Para os compositores italianos, incluindo Rossini (embora fizesse uma exceção para Mozart), os compositores alemães eram dominados pela harmonia e por uma orquestração complexa: suas obras teatrais deveriam ser apenas para orquestra, com vozes opcionais. Um dos primeiros autores sobre Rossini, Giuseppe Carpani (1751-1825), compartilhava do gosto do compositor, e o expressou assim na sua obra Le Rossiniane ossia lettere musico-teatrali (1824):
Se, então, o compositor dispõe do mais belo texto poético para pô-lo em forma de música, ele não deve tratá-lo de maneira tão servil que o faça perder de vista seu principal dever, que é o de oferecer prazer musical. A expressão deve ser, portanto, seu objetivo secundário, e ele deve sempre tratar a ideia musical como sua meta primária.
Não poderia haver melhor resumo do código de Rossini, um código no qual as palavras devem ser sempre subservientes à música, assim como pregava Mozart, e no qual o objetivo é um prazer estético sem palavras. Stendhal tinha uma teoria curiosa sobre as origens da diferença entre os gostos italiano e alemão:
O alemão, que devido ao clima gélido do Norte tem uma fibra corporal mais grossa, precisa que sua música seja mais barulhenta; e além disso, esse mesmo frio […] conspirou, junto com a carência de vinho, a destituí-lo de uma voz que cante.

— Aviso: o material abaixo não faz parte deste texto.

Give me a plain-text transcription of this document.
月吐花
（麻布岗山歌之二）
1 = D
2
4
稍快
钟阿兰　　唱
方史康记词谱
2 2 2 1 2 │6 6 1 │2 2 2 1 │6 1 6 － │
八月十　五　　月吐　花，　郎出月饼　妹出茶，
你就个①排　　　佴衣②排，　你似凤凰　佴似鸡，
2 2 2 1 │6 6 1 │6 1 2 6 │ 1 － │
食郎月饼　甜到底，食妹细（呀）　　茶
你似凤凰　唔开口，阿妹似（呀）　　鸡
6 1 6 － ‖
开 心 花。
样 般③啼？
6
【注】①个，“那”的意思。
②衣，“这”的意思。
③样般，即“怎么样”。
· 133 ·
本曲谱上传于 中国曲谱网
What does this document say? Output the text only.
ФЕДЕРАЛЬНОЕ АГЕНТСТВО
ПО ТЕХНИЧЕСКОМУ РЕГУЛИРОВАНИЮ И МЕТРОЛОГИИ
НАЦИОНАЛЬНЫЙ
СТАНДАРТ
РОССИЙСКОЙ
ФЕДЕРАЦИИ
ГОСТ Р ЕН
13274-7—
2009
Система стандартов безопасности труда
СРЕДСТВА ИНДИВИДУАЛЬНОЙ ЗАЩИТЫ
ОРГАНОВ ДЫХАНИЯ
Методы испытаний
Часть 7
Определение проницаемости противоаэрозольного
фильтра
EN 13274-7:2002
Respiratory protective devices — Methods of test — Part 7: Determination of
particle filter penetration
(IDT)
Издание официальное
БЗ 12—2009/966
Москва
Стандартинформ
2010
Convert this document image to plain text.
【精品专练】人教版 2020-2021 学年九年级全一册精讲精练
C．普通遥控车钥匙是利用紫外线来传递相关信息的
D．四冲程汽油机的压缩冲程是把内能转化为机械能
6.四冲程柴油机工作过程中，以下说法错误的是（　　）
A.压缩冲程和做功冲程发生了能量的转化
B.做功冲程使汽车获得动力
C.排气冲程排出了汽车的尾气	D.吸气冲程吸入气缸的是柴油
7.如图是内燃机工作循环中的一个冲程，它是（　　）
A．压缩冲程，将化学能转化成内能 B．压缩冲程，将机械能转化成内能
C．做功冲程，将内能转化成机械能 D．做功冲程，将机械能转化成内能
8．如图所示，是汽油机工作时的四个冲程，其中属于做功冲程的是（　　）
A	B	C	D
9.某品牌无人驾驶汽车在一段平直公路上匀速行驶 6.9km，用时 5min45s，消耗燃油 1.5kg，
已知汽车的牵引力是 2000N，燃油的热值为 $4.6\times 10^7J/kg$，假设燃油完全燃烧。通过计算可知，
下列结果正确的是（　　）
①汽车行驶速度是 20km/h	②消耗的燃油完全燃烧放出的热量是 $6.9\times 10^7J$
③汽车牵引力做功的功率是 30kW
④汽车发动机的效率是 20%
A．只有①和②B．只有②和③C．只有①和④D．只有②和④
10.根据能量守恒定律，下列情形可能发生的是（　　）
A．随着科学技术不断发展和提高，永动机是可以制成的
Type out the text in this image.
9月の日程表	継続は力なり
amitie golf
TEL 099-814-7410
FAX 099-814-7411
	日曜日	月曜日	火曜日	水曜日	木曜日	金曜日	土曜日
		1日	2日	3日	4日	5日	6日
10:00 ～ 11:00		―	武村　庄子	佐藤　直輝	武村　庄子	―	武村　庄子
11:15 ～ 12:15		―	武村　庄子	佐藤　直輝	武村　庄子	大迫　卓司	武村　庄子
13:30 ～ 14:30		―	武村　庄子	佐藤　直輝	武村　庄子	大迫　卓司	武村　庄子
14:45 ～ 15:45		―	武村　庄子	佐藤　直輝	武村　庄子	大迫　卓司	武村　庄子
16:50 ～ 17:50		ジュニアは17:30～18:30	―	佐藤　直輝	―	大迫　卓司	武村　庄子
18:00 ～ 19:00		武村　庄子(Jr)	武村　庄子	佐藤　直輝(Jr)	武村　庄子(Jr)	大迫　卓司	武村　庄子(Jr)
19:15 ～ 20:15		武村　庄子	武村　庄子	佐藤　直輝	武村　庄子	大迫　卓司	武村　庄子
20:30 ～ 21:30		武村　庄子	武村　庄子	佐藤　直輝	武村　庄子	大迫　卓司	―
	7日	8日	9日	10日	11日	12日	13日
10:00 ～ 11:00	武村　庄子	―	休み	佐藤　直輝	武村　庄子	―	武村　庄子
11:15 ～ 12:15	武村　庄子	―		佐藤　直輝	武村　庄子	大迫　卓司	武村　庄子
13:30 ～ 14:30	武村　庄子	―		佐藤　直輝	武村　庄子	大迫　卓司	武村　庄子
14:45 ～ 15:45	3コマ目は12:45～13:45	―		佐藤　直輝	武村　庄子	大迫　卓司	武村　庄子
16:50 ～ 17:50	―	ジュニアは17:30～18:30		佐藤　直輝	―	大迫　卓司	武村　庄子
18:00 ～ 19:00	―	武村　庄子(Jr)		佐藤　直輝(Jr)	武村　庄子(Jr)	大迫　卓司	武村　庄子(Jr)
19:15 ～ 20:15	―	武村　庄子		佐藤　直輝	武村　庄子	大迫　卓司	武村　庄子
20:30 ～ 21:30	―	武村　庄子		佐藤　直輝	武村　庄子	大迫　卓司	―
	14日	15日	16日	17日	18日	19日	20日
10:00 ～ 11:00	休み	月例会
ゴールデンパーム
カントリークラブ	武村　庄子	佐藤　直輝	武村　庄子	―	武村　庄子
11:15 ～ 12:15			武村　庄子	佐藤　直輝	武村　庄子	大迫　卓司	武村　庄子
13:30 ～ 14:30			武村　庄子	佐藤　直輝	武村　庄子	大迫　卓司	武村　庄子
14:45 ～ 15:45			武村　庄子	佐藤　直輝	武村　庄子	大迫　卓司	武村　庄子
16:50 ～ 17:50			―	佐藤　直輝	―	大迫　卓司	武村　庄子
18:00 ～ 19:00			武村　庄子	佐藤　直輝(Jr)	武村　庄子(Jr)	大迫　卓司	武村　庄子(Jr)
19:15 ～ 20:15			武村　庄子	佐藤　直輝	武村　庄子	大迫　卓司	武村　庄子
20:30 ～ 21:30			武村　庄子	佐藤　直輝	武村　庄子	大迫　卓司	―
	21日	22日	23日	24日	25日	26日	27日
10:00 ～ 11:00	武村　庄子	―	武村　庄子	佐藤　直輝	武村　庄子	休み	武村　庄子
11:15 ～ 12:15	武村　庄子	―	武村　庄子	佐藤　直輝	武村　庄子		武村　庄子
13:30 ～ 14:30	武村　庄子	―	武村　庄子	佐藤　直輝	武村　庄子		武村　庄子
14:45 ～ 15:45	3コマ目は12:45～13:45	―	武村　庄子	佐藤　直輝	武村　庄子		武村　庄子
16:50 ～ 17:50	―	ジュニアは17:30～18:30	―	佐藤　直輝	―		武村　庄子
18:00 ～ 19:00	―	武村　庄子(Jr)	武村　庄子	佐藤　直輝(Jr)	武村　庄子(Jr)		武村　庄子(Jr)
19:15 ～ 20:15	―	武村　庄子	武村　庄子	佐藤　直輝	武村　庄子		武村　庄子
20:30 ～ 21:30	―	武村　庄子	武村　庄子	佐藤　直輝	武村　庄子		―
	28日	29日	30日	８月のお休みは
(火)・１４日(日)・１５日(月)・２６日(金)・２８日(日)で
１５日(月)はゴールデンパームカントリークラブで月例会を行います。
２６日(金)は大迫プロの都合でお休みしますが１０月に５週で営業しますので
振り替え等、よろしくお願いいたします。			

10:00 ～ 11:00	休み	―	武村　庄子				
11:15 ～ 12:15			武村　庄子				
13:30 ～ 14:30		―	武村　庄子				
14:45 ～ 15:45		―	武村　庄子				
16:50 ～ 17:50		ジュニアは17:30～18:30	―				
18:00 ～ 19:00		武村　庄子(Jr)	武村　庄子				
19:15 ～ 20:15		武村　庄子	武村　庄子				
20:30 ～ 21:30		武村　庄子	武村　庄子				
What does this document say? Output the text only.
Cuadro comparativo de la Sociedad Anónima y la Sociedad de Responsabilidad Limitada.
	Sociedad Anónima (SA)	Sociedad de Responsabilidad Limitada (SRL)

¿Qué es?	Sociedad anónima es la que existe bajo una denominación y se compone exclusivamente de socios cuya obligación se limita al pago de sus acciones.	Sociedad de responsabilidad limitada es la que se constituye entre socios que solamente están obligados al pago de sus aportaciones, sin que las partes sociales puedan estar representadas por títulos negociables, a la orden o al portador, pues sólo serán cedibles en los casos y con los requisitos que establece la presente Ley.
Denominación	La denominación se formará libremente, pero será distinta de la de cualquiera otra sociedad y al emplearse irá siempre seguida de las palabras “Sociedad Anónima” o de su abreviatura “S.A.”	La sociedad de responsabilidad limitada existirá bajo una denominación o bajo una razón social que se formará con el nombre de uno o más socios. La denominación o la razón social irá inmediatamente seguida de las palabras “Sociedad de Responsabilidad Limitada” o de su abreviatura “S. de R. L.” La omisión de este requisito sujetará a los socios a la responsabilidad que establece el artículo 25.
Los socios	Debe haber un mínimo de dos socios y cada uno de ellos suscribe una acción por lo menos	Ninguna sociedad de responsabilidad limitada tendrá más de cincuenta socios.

Essa polêmica, que ficou mais movimentada com a onda rossiniana, continua a circular em torno da ópera durante o século XIX. As óperas-sérias italianas de Rossini, que eram o mais puro exemplo do ideal vocal, tornaram-se injustamente vítimas no longo desenrolar desse processo. São mundos distintos. Mas suas óperas-cômicas sobreviveram e prosperaram. O que há em Rossini que lhe permitiu imprimir sua visão humorística tão permanentemente no firmamento operístico? A obra que talvez seja a mais próxima de Mozart, tanto em termos musicais quanto no espírito, segundo Abbate e Parker, também estava entre as mais bem-sucedidas: La Cenerentola. Nela estão presentes as habituais situações da ópera-cômica, como um criado mais sensato do que seu patrão, mas o tom dominante – e aqui a conexão com Mozart é mais forte – é o de uma comédia sentimental.
Tal como era, a fórmula rossiniana de compor dominou um século de ópera italiana. Algumas vezes essa fórmula, nos piores casos, produziu a caricatura mecânica que muito erradamente é designada pela expressão bel canto, adverte Jean e Brigitte Massin; outras vezes foi capaz de produzir obras-primas, tão diferentes umas das outras que não parecem estar referidas a uma mesma estética inicial. Não é certo que Rossini tenha alguma vez se dado conta da novidade e da solidez da fórmula que aperfeiçoara.